Quand les bobos s’amusaient, dans les années 1970, tout tournait autour du sexe. Sea, sex and sun, chantait Gainsbourg, en générique du film. Chacun venait au Club Med, seul ou en couple, pour baiser – si possible avec d’autres. C’est ainsi que Bernard (Gérard Jugnot) retrouve sa femme Nathalie (Josiane Balasko), que tous deux sont amoureux et mariés depuis cinq ans, mais qu’ils s’ingénient à se trouver des partenaires pour faire la nique à l’autre. Seul Jean-Claude (Michel Blanc) ne conclut jamais, cherchant sans cesse des « ouvertures », tel Sisyphe célibataire poussant son éternel rocher. Popeye (Thierry Lhermitte) est le dieu du lieu, animateur musclé qui nique plusieurs fois par jour, trois tonnes cinq de minettes dans la saison…

Ces gens-là, petit-bourgeois du siècle, pseudo-libérés après 68, viennent en Côte d’Ivoire comme ils iraient à Trouville. Ils restent entre eux, au chaud dans leur bande, passant d’un sexe à l’autre sans jamais déroger. L’Afrique alentour n’est qu’un décor de cinéma et les employés noirs – pourtant luisants, élancés et musclés – ne leur font nulle envie. Lorsqu’ils vont au village de cases, où les sollicitent des gamins demi-nus, ce n’est que pour rapporter des colifichets vendus à prix d’or et fabriqués industriellement, pas pour connaître le pays ni rencontrer leurs habitants. La mode, une génération plus tard, est aux « croisières », les villages de cases ont passé – mais l’idée est la même : rester entre soi, « s’en mettre jusque-là », flirter comme des collégiens, baiser si l’on peut (encore) – Amour, Coquillages et Crustacés titrait la pièce de théâtre du Splendid d’où est tiré ce film.

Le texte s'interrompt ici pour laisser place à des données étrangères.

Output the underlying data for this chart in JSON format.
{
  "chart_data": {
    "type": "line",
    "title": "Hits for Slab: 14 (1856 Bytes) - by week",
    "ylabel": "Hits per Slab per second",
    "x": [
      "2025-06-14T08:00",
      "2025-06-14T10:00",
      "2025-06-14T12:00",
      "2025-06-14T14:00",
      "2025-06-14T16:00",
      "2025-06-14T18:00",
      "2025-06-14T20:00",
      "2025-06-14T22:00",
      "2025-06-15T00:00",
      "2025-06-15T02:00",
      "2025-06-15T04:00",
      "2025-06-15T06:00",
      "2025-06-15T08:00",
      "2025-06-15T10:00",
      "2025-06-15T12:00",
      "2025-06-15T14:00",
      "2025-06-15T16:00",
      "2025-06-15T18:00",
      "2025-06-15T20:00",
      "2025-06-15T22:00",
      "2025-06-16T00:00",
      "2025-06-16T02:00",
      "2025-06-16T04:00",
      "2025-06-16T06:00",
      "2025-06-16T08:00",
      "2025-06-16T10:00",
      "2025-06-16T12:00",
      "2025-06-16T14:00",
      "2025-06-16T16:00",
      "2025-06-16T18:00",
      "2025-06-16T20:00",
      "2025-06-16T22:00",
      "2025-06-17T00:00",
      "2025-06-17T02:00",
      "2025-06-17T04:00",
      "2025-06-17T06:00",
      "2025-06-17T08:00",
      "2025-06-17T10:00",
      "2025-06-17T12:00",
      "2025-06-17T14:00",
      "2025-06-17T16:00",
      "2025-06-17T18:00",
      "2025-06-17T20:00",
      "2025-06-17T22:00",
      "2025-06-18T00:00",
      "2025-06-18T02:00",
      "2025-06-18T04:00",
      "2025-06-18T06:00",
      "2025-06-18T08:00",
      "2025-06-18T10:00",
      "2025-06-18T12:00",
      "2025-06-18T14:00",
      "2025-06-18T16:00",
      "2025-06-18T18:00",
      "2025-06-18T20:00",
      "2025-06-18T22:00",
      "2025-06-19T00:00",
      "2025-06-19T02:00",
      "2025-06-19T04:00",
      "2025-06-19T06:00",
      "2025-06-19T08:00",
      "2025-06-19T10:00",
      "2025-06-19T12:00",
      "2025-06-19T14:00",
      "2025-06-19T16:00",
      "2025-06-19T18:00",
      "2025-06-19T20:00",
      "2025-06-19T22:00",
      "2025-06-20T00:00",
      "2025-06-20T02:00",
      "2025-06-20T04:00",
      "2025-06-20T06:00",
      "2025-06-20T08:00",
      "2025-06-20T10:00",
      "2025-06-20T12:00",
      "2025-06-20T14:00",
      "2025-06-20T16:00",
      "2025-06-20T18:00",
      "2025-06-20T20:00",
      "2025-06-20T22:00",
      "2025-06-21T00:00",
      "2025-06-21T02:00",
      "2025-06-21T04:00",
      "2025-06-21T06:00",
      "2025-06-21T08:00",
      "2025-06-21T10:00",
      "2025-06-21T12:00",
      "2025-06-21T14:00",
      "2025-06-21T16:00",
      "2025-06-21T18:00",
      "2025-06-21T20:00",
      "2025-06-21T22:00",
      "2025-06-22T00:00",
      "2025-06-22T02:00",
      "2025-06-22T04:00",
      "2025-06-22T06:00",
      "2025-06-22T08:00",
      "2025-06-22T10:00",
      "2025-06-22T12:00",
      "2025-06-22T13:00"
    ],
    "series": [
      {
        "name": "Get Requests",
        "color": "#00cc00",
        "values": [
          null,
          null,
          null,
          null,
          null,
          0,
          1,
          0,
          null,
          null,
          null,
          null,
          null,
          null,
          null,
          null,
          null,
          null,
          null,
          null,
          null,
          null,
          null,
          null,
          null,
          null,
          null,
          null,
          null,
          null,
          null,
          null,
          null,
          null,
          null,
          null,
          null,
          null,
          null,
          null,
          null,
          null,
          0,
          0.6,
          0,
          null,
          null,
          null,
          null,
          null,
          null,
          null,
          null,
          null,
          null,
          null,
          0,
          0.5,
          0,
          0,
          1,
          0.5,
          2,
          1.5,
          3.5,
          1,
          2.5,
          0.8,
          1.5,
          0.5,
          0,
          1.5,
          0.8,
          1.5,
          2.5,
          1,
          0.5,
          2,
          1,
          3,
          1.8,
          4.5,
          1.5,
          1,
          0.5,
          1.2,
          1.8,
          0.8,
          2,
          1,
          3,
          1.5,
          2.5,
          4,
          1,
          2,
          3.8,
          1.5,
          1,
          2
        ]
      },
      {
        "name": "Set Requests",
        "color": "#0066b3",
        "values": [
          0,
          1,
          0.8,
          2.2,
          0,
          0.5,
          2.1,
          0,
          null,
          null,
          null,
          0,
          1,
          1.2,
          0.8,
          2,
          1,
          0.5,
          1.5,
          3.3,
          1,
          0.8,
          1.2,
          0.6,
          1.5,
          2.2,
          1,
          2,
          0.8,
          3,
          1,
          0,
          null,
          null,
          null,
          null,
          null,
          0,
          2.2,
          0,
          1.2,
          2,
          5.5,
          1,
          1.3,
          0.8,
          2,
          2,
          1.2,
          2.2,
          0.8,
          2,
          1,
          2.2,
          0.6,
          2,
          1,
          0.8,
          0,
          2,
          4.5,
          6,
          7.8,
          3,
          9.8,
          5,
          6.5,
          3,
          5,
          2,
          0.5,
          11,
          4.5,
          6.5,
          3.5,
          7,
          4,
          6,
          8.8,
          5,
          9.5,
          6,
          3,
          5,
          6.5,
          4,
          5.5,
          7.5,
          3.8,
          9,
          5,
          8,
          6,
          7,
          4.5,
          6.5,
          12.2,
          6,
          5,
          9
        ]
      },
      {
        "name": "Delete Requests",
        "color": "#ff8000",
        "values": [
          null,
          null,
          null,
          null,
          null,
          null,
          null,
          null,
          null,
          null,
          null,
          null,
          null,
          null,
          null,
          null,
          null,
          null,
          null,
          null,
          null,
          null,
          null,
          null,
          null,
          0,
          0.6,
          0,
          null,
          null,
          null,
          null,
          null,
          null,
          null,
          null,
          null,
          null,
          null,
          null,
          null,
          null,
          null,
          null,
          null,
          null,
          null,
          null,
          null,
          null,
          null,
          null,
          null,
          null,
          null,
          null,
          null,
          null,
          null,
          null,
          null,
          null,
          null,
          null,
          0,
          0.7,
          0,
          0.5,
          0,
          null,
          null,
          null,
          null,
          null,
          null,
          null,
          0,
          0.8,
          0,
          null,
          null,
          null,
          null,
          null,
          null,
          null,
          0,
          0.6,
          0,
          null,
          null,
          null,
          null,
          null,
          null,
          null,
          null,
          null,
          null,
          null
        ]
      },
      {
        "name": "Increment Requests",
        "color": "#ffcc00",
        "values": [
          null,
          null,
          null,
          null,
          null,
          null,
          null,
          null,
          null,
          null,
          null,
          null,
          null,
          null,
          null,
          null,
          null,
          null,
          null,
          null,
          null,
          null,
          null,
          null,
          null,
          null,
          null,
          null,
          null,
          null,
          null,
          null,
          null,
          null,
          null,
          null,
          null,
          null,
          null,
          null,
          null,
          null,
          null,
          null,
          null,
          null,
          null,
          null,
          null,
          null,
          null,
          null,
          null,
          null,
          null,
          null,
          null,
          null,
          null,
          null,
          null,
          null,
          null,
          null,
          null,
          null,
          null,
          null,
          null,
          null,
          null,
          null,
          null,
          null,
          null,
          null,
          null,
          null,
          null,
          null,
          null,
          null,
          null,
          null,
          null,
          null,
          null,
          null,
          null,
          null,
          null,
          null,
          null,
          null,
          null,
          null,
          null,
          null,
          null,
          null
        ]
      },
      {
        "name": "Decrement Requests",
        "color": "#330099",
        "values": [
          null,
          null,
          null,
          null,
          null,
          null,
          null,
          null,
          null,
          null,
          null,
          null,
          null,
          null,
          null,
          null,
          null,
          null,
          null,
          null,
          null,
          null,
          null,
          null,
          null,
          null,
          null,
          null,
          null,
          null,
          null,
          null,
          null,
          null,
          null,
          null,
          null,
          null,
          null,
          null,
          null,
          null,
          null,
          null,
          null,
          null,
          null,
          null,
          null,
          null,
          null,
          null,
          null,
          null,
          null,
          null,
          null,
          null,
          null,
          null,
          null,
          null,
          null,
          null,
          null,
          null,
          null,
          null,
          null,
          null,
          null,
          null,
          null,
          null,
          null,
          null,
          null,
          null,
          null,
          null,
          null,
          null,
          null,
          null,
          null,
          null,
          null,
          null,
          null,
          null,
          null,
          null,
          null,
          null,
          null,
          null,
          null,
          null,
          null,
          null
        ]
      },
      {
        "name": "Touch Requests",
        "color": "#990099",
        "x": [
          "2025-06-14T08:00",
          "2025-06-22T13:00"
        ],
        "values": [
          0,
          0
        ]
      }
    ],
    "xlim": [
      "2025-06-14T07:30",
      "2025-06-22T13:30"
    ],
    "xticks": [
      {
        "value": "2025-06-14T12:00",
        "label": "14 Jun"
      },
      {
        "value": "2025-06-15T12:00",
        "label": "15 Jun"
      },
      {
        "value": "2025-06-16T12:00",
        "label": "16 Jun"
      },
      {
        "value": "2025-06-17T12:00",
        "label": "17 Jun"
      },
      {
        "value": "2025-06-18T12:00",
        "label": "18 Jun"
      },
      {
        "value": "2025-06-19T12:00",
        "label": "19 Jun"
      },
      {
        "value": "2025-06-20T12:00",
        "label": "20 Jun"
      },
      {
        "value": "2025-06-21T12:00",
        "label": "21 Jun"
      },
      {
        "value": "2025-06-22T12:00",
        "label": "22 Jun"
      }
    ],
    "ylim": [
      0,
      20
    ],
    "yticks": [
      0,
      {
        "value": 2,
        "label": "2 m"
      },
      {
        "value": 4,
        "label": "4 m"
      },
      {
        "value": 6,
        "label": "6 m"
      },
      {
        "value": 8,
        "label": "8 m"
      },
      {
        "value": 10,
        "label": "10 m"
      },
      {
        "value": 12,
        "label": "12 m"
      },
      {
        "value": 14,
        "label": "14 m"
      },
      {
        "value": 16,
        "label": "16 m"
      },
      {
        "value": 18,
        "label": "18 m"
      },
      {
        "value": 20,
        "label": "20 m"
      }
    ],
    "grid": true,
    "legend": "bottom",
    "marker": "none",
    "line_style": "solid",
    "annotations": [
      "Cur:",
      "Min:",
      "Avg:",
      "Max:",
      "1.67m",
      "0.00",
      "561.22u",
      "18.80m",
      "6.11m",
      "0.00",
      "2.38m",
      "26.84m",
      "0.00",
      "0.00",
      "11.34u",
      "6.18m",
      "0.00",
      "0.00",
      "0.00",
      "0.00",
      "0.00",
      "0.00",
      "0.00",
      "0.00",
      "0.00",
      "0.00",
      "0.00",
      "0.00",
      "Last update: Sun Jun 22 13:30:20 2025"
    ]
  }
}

Revu près de 40 ans plus tard, le film garde quelques scène d’anthologie (la pesée des minettes, les blagues aux seaux d’eau aux nouveaux arrivants, Jugnot sous les poings du masseur, l’adolescente qui « aime la bite » selon Popeye devant ses parents, Michel Blanc qui échoue toujours… dont la copine s’est séparée « d’un commun accord » 48h après l’avoir connu, tentant un suicide au laxatif) mais il fait beaucoup moins rire. C’est que les bobos ont vieilli, et mal. Eux qui ne pensaient qu’à s’envoyer en l’air ont eu le sexe triste, ce que Houellebecq a bien décrit dans Les particules élémentaires. Déçus, frustrés, ils se posent désormais en moralisateurs : les seins nus (érotiquement peints dans une animation du club sous l’œil animateur de Martin Lamotte), le string très mini (que porte en permanence Christian Clavier), l’ensemble jean blanc à veste ouverte sur torse nu (que porte élégamment Thierry Lhermitte avant de baiser Balasko) – tout cela est désormais interdit, voire haram ! Les arrêtés municipaux comme les « je signale » des réseaux sociaux sont là pour gendarmer – sans parler de la morale de quaker véhiculée par les puritains des USA dans leurs séries globalisées. Ceux qui ont trop joui ne peuvent plus ; ils défendent à leurs rejetons de jouir comme eux, par revanche sur le destin.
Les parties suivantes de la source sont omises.